Paging Dr. Ben Dover

Kidding!

Here’s a tip for everyone: get health insurance.

Really.

I mean it.

I should have had insurance at the end of 2004. Between an agent who was impossible to get hold of and a company who couldn’t seem to get my records from my doctor’s office in a timely manner (they claimed they never got them, the doctor’s office says their records show they were in fact sent), the policy that I had signed up for was vacated. Naturally, while we were trying to figure out what was going on and trying to find alternate coverage, so as not to deal with the Agent From Hell (AFH), I was diagnosed with cancer.

Ha, ha, say the corporate overlords who run the insurance companies. No insurance for you! Pre-existing condition! Neener, neener.

No one actually said that, of course, because as soon as the biopsies came back, I knew I was going to foot the bills and I didn’t have the patience to listen to anything like that.

I’ve not yet received a bill from the hospital, but apparently while I was completely out of it the first day, a very nice lady from the financial office stopped in and had a chat with my mom. She also brought along the printout from the first day’s festivities: about $15,000. That would be for the surgical stuff, staff, room, whatever drugs they pumped into me, and so on. I’m sure the following days weren’t billed at that particular rate, but we’re still waiting for their accounting to catch up.

My ENT’s office called me, and then sent a nice letter with his total: just shy of $8,000.

And some of the others:
PET scan: $4,000.
CAT scan: $2,000.
Radiation oncologist: $5,000.
Medical oncologist: $5,193.
Radiologists: $600.
Pathologists: $300 .

There’s more, but you get the idea. I have to say, though, that everyone we’ve dealt with has just been great.

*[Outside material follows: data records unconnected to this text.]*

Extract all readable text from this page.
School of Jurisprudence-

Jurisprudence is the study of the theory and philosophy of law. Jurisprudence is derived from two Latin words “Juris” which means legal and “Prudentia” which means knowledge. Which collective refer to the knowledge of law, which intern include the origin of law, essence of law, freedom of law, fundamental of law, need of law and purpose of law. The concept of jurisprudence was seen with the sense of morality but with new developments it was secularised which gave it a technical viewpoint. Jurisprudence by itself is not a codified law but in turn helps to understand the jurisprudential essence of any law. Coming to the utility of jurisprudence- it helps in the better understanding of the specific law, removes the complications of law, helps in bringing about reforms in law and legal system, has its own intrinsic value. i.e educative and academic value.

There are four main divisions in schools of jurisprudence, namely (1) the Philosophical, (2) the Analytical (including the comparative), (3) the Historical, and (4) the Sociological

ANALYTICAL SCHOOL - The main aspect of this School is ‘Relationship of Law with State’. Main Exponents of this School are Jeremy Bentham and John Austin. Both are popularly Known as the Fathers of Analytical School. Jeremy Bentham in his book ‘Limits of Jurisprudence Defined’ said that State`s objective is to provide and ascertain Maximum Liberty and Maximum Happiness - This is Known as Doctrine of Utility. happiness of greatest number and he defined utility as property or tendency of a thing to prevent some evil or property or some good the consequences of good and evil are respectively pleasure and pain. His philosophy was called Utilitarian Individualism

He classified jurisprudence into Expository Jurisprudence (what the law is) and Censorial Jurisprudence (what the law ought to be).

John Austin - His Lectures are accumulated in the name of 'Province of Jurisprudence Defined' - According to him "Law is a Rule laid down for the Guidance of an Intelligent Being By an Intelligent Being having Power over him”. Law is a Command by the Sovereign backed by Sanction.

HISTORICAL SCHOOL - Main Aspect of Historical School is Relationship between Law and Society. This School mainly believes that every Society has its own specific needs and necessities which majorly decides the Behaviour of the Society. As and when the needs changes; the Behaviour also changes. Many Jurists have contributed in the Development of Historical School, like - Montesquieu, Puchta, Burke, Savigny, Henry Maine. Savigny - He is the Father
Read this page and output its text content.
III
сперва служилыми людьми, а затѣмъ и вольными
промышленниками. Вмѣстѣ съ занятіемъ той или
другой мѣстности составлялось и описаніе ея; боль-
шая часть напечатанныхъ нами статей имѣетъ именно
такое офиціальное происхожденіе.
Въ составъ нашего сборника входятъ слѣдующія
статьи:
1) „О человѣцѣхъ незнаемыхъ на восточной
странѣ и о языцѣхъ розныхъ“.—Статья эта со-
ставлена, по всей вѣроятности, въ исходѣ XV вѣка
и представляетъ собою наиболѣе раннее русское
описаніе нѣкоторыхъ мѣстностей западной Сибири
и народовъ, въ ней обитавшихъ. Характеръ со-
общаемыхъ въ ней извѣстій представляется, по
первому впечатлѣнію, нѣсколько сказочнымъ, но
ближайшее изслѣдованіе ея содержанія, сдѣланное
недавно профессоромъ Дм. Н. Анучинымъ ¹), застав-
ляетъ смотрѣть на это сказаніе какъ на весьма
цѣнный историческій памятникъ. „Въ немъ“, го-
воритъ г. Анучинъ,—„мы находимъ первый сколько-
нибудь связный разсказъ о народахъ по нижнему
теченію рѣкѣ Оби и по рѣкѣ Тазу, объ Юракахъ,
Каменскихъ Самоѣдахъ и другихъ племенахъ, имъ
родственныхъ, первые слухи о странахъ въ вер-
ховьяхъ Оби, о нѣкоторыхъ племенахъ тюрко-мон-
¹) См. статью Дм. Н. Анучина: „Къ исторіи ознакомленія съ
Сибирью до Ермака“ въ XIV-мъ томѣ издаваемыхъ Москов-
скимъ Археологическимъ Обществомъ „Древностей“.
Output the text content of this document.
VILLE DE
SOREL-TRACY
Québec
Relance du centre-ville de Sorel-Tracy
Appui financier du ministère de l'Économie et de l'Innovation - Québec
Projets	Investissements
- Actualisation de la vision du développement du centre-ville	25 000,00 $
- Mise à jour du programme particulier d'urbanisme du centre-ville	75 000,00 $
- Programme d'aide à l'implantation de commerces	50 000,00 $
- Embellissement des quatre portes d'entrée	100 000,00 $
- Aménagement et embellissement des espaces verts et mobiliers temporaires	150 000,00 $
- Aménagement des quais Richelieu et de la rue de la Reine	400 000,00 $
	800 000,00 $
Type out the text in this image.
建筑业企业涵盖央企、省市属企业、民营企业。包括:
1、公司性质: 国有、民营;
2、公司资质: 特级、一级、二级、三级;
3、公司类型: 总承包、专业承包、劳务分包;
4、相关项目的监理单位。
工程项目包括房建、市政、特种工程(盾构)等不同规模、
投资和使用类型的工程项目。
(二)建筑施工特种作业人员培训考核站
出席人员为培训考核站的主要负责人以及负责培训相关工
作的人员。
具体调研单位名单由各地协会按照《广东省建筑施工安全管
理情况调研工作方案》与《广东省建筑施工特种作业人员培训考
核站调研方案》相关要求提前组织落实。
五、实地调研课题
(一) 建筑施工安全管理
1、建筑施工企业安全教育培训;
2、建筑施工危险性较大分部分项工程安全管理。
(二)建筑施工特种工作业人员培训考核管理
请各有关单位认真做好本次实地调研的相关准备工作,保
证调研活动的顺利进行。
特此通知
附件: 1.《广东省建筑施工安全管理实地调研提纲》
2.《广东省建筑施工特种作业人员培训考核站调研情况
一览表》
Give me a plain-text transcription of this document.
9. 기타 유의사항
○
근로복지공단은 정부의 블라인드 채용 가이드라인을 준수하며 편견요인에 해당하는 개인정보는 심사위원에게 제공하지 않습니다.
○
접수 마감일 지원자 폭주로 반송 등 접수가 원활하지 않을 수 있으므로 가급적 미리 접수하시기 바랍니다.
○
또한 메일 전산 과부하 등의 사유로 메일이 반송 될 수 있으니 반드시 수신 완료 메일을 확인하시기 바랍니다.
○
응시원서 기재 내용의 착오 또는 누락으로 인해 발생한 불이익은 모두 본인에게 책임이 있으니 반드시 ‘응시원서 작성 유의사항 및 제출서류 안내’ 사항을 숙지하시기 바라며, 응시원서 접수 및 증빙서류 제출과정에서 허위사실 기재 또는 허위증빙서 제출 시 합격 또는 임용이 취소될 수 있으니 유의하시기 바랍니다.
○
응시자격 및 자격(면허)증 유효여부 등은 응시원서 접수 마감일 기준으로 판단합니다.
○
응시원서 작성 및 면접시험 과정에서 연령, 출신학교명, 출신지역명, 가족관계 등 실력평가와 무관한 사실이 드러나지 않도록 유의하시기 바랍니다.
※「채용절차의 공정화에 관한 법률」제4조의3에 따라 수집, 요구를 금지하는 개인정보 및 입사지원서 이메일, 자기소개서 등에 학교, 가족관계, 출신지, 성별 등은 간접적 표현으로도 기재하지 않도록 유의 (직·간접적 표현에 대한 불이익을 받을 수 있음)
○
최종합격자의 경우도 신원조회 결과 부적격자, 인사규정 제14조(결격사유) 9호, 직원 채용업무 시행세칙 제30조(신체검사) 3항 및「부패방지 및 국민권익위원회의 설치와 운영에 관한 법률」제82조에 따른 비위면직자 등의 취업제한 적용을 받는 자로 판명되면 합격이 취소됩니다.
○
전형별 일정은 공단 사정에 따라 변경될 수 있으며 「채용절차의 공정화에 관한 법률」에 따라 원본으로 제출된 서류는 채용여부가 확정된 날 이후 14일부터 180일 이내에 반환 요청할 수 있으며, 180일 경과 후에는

The first medical oncologist the radiation folks tried to get me into wouldn’t even take self-pay patients. The second one did, and as an added bonus, the doctor agreed to shave 50% off the total bill, which is why that’s such an exact number up there. They also wanted half up front, either by credit card or cashier’s check, because as the nice woman in his office said (and not in an offensive way, of course), they’d been burned by people not paying or bouncing checks or what have you. I told her I understood perfectly, since I run a business too, and I would happily give them what they asked for in return for their generosity. This is not to say that it’s possible for me to do this for all of these fine people, but hey, I’m alive, and they’re all very understanding that it’s going to take some time to get them what they have due.

If you have the opportunity, do yourself a favor and get health insurance coverage, even if it’s catastrophic insurance at a minimum. If you never need it, more power to you. That’s the best possible scenario you could get. If you do need it, you’ll be happy you had it.